Vouchers divorce public spending from public accountability. They help a small number of disadvantaged students escape into private schools, but don’t hold those schools accountable for providing quality education or exert much pressure on public schools to improve. Why conservatives feel compelled to genuflect at the alter of vouchers is mystifying at a time when about three million U.S. students are enrolled in public charter schools, which face the threat of closure if they don’t perform. If it’s parental choice conservatives want, fine, charters offer it, along with public accountability.
Charter schools also get short shrift in Stronger Together. This is puzzling, because the uneven quality of America’s public schools is a prime perpetuator of economic inequality. It’s hard not to conclude that Democrats are staying mum for fear of antagonizing teachers’ unions, which continue to fight rear-guard actions against charters, despite mounting evidence that they are finally giving at least some needy students access to rigorous and innovative schools.

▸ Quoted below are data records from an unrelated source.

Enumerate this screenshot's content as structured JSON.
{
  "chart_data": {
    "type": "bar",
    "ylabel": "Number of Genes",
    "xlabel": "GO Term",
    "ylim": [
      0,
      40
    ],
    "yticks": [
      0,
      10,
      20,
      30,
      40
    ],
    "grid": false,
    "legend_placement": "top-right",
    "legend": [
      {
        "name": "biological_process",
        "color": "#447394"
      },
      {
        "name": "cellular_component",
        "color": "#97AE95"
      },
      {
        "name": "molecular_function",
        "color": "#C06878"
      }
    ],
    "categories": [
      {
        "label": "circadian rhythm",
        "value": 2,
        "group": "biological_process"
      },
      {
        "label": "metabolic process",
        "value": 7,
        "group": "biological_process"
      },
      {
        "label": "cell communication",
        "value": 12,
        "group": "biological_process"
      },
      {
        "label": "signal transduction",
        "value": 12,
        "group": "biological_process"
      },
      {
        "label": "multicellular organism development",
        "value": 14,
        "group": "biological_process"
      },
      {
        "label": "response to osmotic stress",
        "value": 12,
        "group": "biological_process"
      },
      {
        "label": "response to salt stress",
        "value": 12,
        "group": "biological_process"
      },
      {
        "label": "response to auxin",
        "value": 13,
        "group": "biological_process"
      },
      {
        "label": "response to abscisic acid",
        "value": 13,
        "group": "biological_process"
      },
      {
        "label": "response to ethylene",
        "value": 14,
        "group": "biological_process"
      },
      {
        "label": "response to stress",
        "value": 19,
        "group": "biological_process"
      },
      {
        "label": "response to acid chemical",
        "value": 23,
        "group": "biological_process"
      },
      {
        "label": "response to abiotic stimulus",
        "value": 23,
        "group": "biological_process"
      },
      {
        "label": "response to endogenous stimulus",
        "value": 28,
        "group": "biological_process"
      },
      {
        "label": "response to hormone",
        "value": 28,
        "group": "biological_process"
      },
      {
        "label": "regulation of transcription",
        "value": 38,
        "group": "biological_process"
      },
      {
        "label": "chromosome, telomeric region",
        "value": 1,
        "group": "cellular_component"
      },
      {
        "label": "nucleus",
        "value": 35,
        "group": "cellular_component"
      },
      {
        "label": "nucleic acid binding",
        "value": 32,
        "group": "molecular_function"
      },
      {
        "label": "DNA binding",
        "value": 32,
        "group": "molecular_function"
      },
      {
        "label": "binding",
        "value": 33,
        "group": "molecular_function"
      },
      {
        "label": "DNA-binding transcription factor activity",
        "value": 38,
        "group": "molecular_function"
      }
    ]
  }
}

Blueprint’s national security chapter offers a ringing endorsement of U.S. global leadership that runs counter not only to Trump’s narrow nationalism, but also to the “realist” thinking that has been in vogue in recent years in both parties. “The international system as we know it—and as we created it—is under assault from the forces of entropy that fill vacuums and corrode order when the United States is not actively engaged,” say authors James Ellis, James Mattis, and Kori Schake. Hillary Clinton wouldn’t disagree.
Shultz and his Hoover brainiacs offer many other ideas to fill the vacuum of conservative policy left by the Trump phenomenon. There are calls here for pro-growth tax reform; for restoring fiscal discipline and tackling the unsustainable growth of entitlement spending, monetary reform, and more. Progressives will find much to disagree with here, but also some areas—including lowering regulatory barriers to innovation—where they might find common ground with these conservatives of a more pragmatic bent.
The question, of course, is whether Blueprint’s ideas will find many takers within a Republican Party now held captive by Trump. If he loses, the book could be a blueprint for the party’s intellectual recovery. In the meantime, it will doubtless bring many tears to the eyes of honorable conservatives who have refused to be complicit in Trump’s travesty of a presidential campaign.
If Blueprint really does become a blueprint after November 8, Democrats will have to raise their game in the competition of ideas. That would be good for them, for the country, and arguably for the world. It’s a nice thought; but why does November 8 feel like it will never come?